Этот обыск был одним из самых печальных событий в моей жизни. И сегодня, вспоминая этот эпизод, я ощущаю, как мне в желудок словно вонзается кинжал. Мать обнаружила за одежным шкафом приклеенную кусками скотча рукопись моей трехактной пьесы, целиком написанной александрийским стихом, что служило предметом моей особой гордости. Я не только завершил начатое, иначе говоря, с огромной радостью написал слово «Конец» внизу последней из шести десятков страниц, заполненных ровным убористым почерком, но и почувствовал себя Реймоном Русселем, поставившим точку в «Дублере»: я родил шедевр, который прославит меня в веках.

Я отдал бы все на свете, чтобы вернуть себе эту реликвию (она у меня на глазах была превращена в конфетти) под высокопарным названием «Лишенный наследства поклонник». Главный герой, списанный мной с самого себя, отличался выдающимся литературным даром и рано проявившейся любовью к словам. Когда меня охватывают сомнения, я вспоминаю эту пьесу и убеждаюсь, что я остался все тем же вундеркиндом, — до следующего кризиса веры.

Я плакал и кричал так, как не плакал и не кричал никогда в жизни, ни до, ни после. Напрасно я просил, умолял и угрожал, что покончу с собой, — на мать это не подействовало. Ею владели злость и разочарование — несмотря на титанические усилия, она так и не нашла ни малейшего доказательства моей безнравственности, которое можно было бы присовокупить к обвинительному приговору. Расстроенная и раздосадованная, она позвонила отцу и сообщила, что дело, по всей видимости, придется закрыть. От их извращенной логики у меня голова шла кругом: ужаснувшись тем, что меня могли привлекать мальчики, они страшно огорчились, когда выяснилось, что это не так. Окажись я «голубым» (если использовать элегантный отцовский словарь), это открыло бы перед ними неисчерпаемые возможности для новых оригинальных наказаний, о содержании которых я предпочитаю не думать.
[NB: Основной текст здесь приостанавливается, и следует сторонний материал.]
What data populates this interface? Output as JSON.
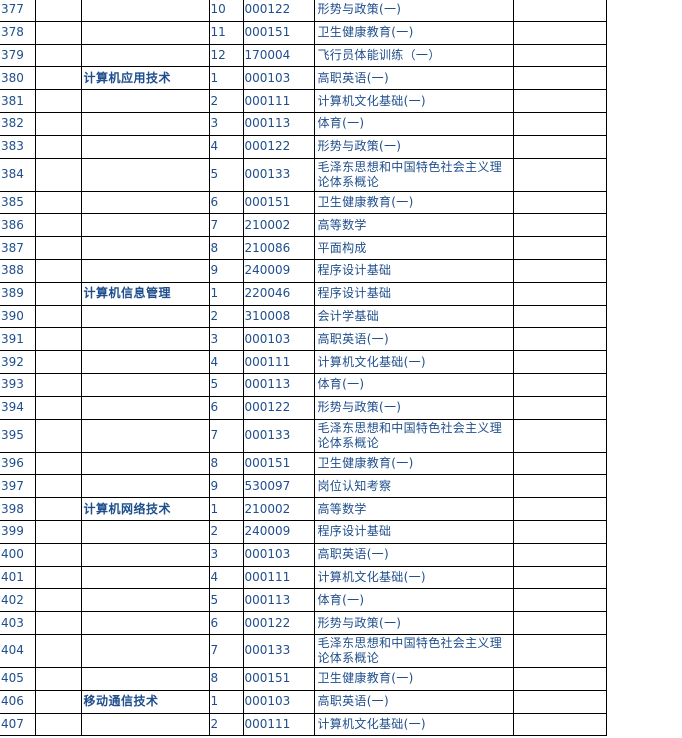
{
  "text_color": "#1f4e8c",
  "rows": [
    {
      "no": "377",
      "major": "",
      "seq": "10",
      "code": "000122",
      "course": "形势与政策(一)"
    },
    {
      "no": "378",
      "major": "",
      "seq": "11",
      "code": "000151",
      "course": "卫生健康教育(一)"
    },
    {
      "no": "379",
      "major": "",
      "seq": "12",
      "code": "170004",
      "course": "飞行员体能训练（一）"
    },
    {
      "no": "380",
      "major": "计算机应用技术",
      "seq": "1",
      "code": "000103",
      "course": "高职英语(一)"
    },
    {
      "no": "381",
      "major": "",
      "seq": "2",
      "code": "000111",
      "course": "计算机文化基础(一)"
    },
    {
      "no": "382",
      "major": "",
      "seq": "3",
      "code": "000113",
      "course": "体育(一)"
    },
    {
      "no": "383",
      "major": "",
      "seq": "4",
      "code": "000122",
      "course": "形势与政策(一)"
    },
    {
      "no": "384",
      "major": "",
      "seq": "5",
      "code": "000133",
      "course": "毛泽东思想和中国特色社会主义理论体系概论"
    },
    {
      "no": "385",
      "major": "",
      "seq": "6",
      "code": "000151",
      "course": "卫生健康教育(一)"
    },
    {
      "no": "386",
      "major": "",
      "seq": "7",
      "code": "210002",
      "course": "高等数学"
    },
    {
      "no": "387",
      "major": "",
      "seq": "8",
      "code": "210086",
      "course": "平面构成"
    },
    {
      "no": "388",
      "major": "",
      "seq": "9",
      "code": "240009",
      "course": "程序设计基础"
    },
    {
      "no": "389",
      "major": "计算机信息管理",
      "seq": "1",
      "code": "220046",
      "course": "程序设计基础"
    },
    {
      "no": "390",
      "major": "",
      "seq": "2",
      "code": "310008",
      "course": "会计学基础"
    },
    {
      "no": "391",
      "major": "",
      "seq": "3",
      "code": "000103",
      "course": "高职英语(一)"
    },
    {
      "no": "392",
      "major": "",
      "seq": "4",
      "code": "000111",
      "course": "计算机文化基础(一)"
    },
    {
      "no": "393",
      "major": "",
      "seq": "5",
      "code": "000113",
      "course": "体育(一)"
    },
    {
      "no": "394",
      "major": "",
      "seq": "6",
      "code": "000122",
      "course": "形势与政策(一)"
    },
    {
      "no": "395",
      "major": "",
      "seq": "7",
      "code": "000133",
      "course": "毛泽东思想和中国特色社会主义理论体系概论"
    },
    {
      "no": "396",
      "major": "",
      "seq": "8",
      "code": "000151",
      "course": "卫生健康教育(一)"
    },
    {
      "no": "397",
      "major": "",
      "seq": "9",
      "code": "530097",
      "course": "岗位认知考察"
    },
    {
      "no": "398",
      "major": "计算机网络技术",
      "seq": "1",
      "code": "210002",
      "course": "高等数学"
    },
    {
      "no": "399",
      "major": "",
      "seq": "2",
      "code": "240009",
      "course": "程序设计基础"
    },
    {
      "no": "400",
      "major": "",
      "seq": "3",
      "code": "000103",
      "course": "高职英语(一)"
    },
    {
      "no": "401",
      "major": "",
      "seq": "4",
      "code": "000111",
      "course": "计算机文化基础(一)"
    },
    {
      "no": "402",
      "major": "",
      "seq": "5",
      "code": "000113",
      "course": "体育(一)"
    },
    {
      "no": "403",
      "major": "",
      "seq": "6",
      "code": "000122",
      "course": "形势与政策(一)"
    },
    {
      "no": "404",
      "major": "",
      "seq": "7",
      "code": "000133",
      "course": "毛泽东思想和中国特色社会主义理论体系概论"
    },
    {
      "no": "405",
      "major": "",
      "seq": "8",
      "code": "000151",
      "course": "卫生健康教育(一)"
    },
    {
      "no": "406",
      "major": "移动通信技术",
      "seq": "1",
      "code": "000103",
      "course": "高职英语(一)"
    },
    {
      "no": "407",
      "major": "",
      "seq": "2",
      "code": "000111",
      "course": "计算机文化基础(一)"
    }
  ]
}
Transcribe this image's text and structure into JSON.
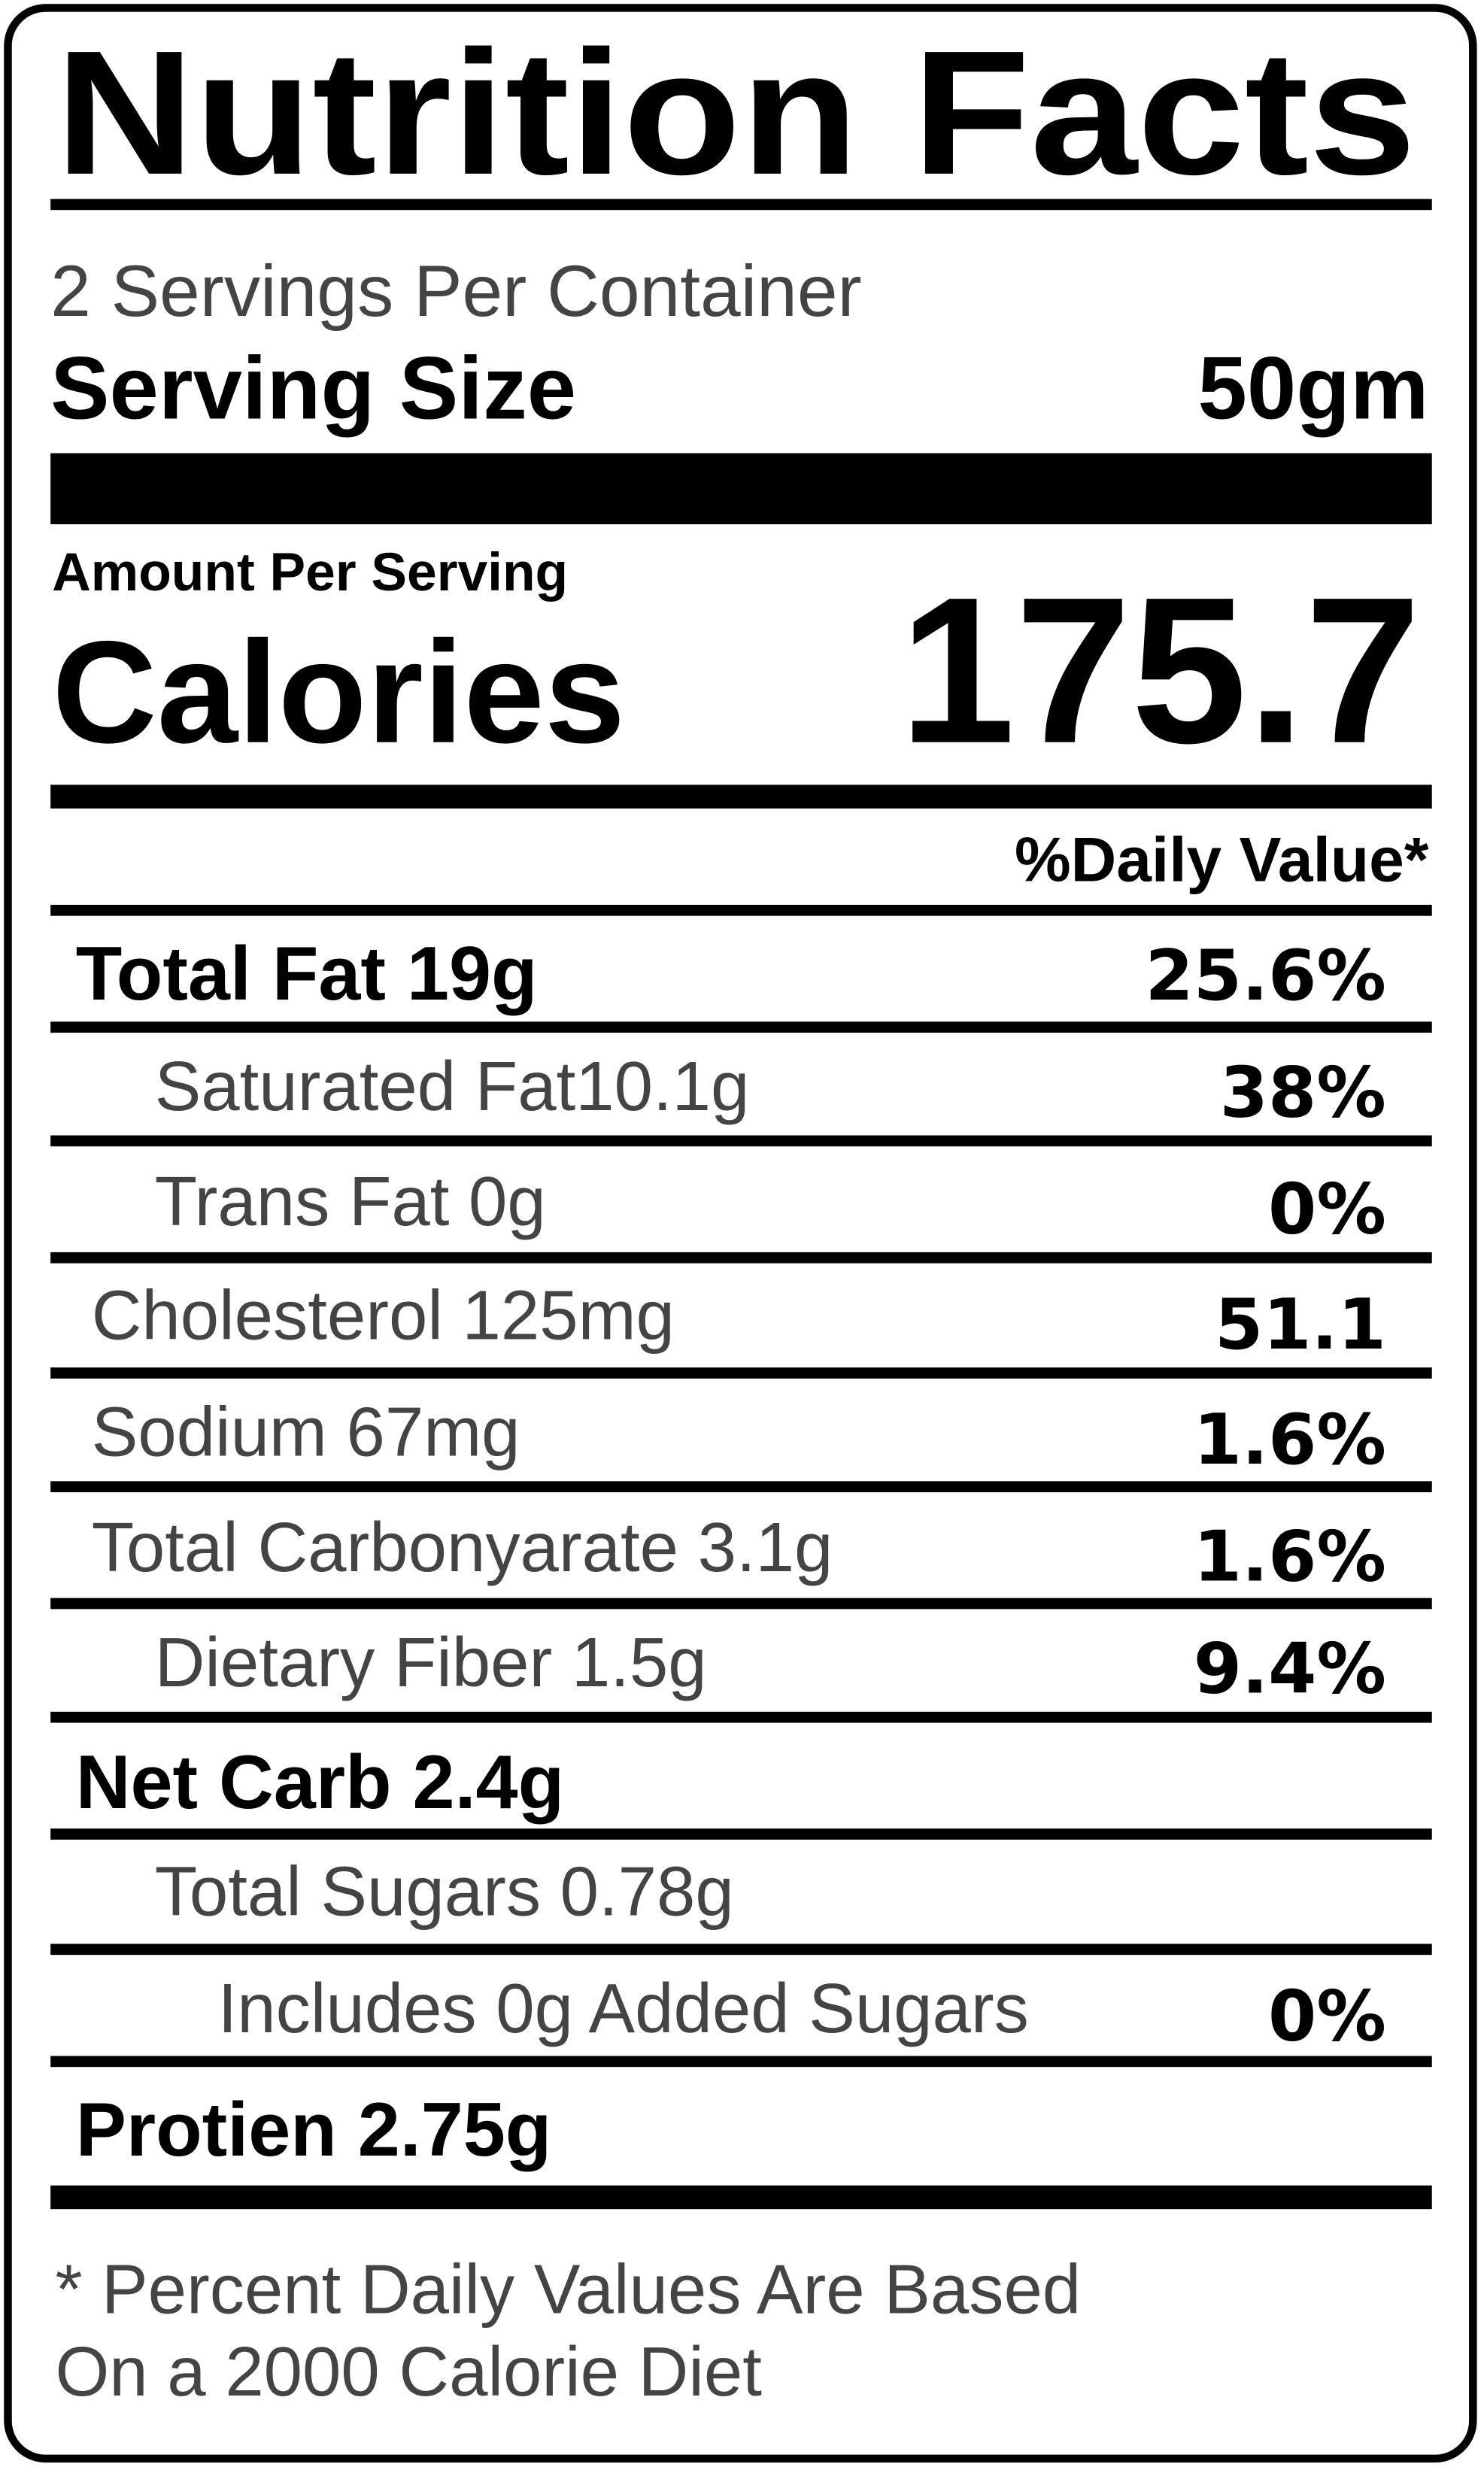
{
  "title": "Nutrition Facts",
  "servings": "2 Servings Per Container",
  "serving_size": {
    "label": "Serving Size",
    "value": "50gm"
  },
  "amount_per_serving": "Amount Per Serving",
  "calories": {
    "label": "Calories",
    "value": "175.7"
  },
  "daily_value_header": "%Daily Value*",
  "rows": [
    {
      "label": "Total Fat 19g",
      "dv": "25.6%"
    },
    {
      "label": "Saturated Fat10.1g",
      "dv": "38%"
    },
    {
      "label": "Trans Fat 0g",
      "dv": "0%"
    },
    {
      "label": "Cholesterol 125mg",
      "dv": "51.1"
    },
    {
      "label": "Sodium 67mg",
      "dv": "1.6%"
    },
    {
      "label": "Total Carbonyarate 3.1g",
      "dv": "1.6%"
    },
    {
      "label": "Dietary Fiber 1.5g",
      "dv": "9.4%"
    },
    {
      "label": "Net Carb 2.4g"
    },
    {
      "label": "Total Sugars 0.78g"
    },
    {
      "label": "Includes 0g Added Sugars",
      "dv": "0%"
    },
    {
      "label": "Protien 2.75g"
    }
  ],
  "footnote": [
    "* Percent Daily Values Are Based",
    "On a 2000 Calorie Diet"
  ]
}
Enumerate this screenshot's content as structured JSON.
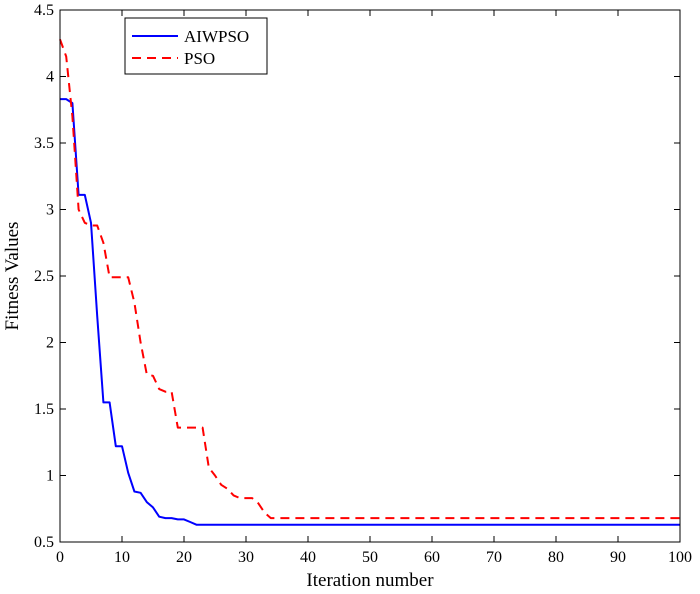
{
  "chart_data": {
    "type": "line",
    "xlabel": "Iteration number",
    "ylabel": "Fitness Values",
    "xlim": [
      0,
      100
    ],
    "ylim": [
      0.5,
      4.5
    ],
    "xticks": [
      0,
      10,
      20,
      30,
      40,
      50,
      60,
      70,
      80,
      90,
      100
    ],
    "yticks": [
      0.5,
      1,
      1.5,
      2,
      2.5,
      3,
      3.5,
      4,
      4.5
    ],
    "yticklabels": [
      "0.5",
      "1",
      "1.5",
      "2",
      "2.5",
      "3",
      "3.5",
      "4",
      "4.5"
    ],
    "grid": false,
    "legend_position": "top-left",
    "series": [
      {
        "name": "AIWPSO",
        "color": "#0000ff",
        "style": "solid",
        "x": [
          0,
          1,
          2,
          3,
          4,
          5,
          6,
          7,
          8,
          9,
          10,
          11,
          12,
          13,
          14,
          15,
          16,
          17,
          18,
          19,
          20,
          21,
          22,
          100
        ],
        "y": [
          3.83,
          3.83,
          3.8,
          3.11,
          3.11,
          2.9,
          2.2,
          1.55,
          1.55,
          1.22,
          1.22,
          1.02,
          0.88,
          0.87,
          0.8,
          0.76,
          0.69,
          0.68,
          0.68,
          0.67,
          0.67,
          0.65,
          0.63,
          0.63
        ]
      },
      {
        "name": "PSO",
        "color": "#ff0000",
        "style": "dashed",
        "x": [
          0,
          1,
          2,
          3,
          4,
          5,
          6,
          7,
          8,
          9,
          10,
          11,
          12,
          13,
          14,
          15,
          16,
          17,
          18,
          19,
          20,
          21,
          22,
          23,
          24,
          25,
          26,
          27,
          28,
          29,
          30,
          31,
          32,
          33,
          34,
          100
        ],
        "y": [
          4.28,
          4.15,
          3.7,
          3.0,
          2.9,
          2.88,
          2.88,
          2.75,
          2.49,
          2.49,
          2.49,
          2.49,
          2.3,
          2.0,
          1.76,
          1.75,
          1.65,
          1.63,
          1.63,
          1.36,
          1.36,
          1.36,
          1.36,
          1.36,
          1.06,
          1.0,
          0.93,
          0.9,
          0.85,
          0.83,
          0.83,
          0.83,
          0.79,
          0.72,
          0.68,
          0.68
        ]
      }
    ]
  }
}
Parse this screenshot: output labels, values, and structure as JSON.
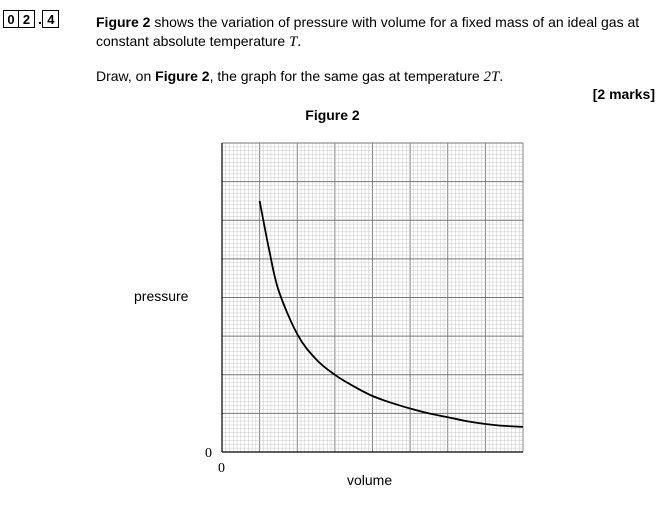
{
  "question": {
    "number_digits": [
      "0",
      "2",
      "4"
    ],
    "separator": ".",
    "stem_fig": "Figure 2",
    "stem_text_1": " shows the variation of pressure with volume for a fixed mass of an ideal gas at constant absolute temperature ",
    "stem_var": "T",
    "stem_end": ".",
    "instruction_pre": "Draw, on ",
    "instruction_fig": "Figure 2",
    "instruction_text": ", the graph for the same gas at temperature ",
    "instruction_var": "2T",
    "instruction_end": ".",
    "marks": "[2 marks]"
  },
  "figure": {
    "title": "Figure 2",
    "x_axis_label": "volume",
    "y_axis_label": "pressure",
    "x_origin_label": "0",
    "y_origin_label": "0"
  },
  "chart_data": {
    "type": "line",
    "xlabel": "volume",
    "ylabel": "pressure",
    "x_ticks": [
      "0"
    ],
    "y_ticks": [
      "0"
    ],
    "grid": true,
    "series": [
      {
        "x": [
          2.0,
          2.5,
          3.0,
          4.0,
          5.0,
          6.0,
          7.0,
          8.0,
          9.0,
          10.0,
          11.0,
          12.0,
          13.0,
          14.0,
          15.0,
          16.0
        ],
        "y": [
          13.0,
          10.5,
          8.4,
          6.1,
          4.8,
          4.0,
          3.4,
          2.9,
          2.55,
          2.25,
          2.0,
          1.8,
          1.6,
          1.45,
          1.35,
          1.3
        ]
      }
    ]
  }
}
Вечером проклятого дня, пока я наводил порядок в своей разоренной комнате, отец, не умеющий проигрывать, заявился ко мне с явным желанием продолжить скандал. Вместо того чтобы извиниться, он с удвоенным пылом обрушил на меня громы и молнии: он выгонит меня из дома, потому что больше не в состоянии терпеть рядом мое присутствие. Я — злостный нарушитель семейного спокойствия, и он не видит иного выхода, кроме как отправить меня в интернат, точнее говоря, в военное училище. Я согласился и сказал, что, со своей стороны, пришел к тому же выводу. Мои слова не произвели ожидаемого эффекта. Я выразил свое искреннее желание, абсолютно не собираясь ему дерзить, но мое предложение взбесило отца. Он схватил меня за плечи и начал бить головой об стену, пока не рассек мне висок. Несмотря на то, что у меня текла кровь, он продолжал колотить меня об угол бетонной стены (шум, я думаю, был слышен на последнем этаже), обвиняя даже в этом кровотечении. «Ах ты свинья!» — завопил он, увидев, что руки и одежда у него покрылись красными пятнами.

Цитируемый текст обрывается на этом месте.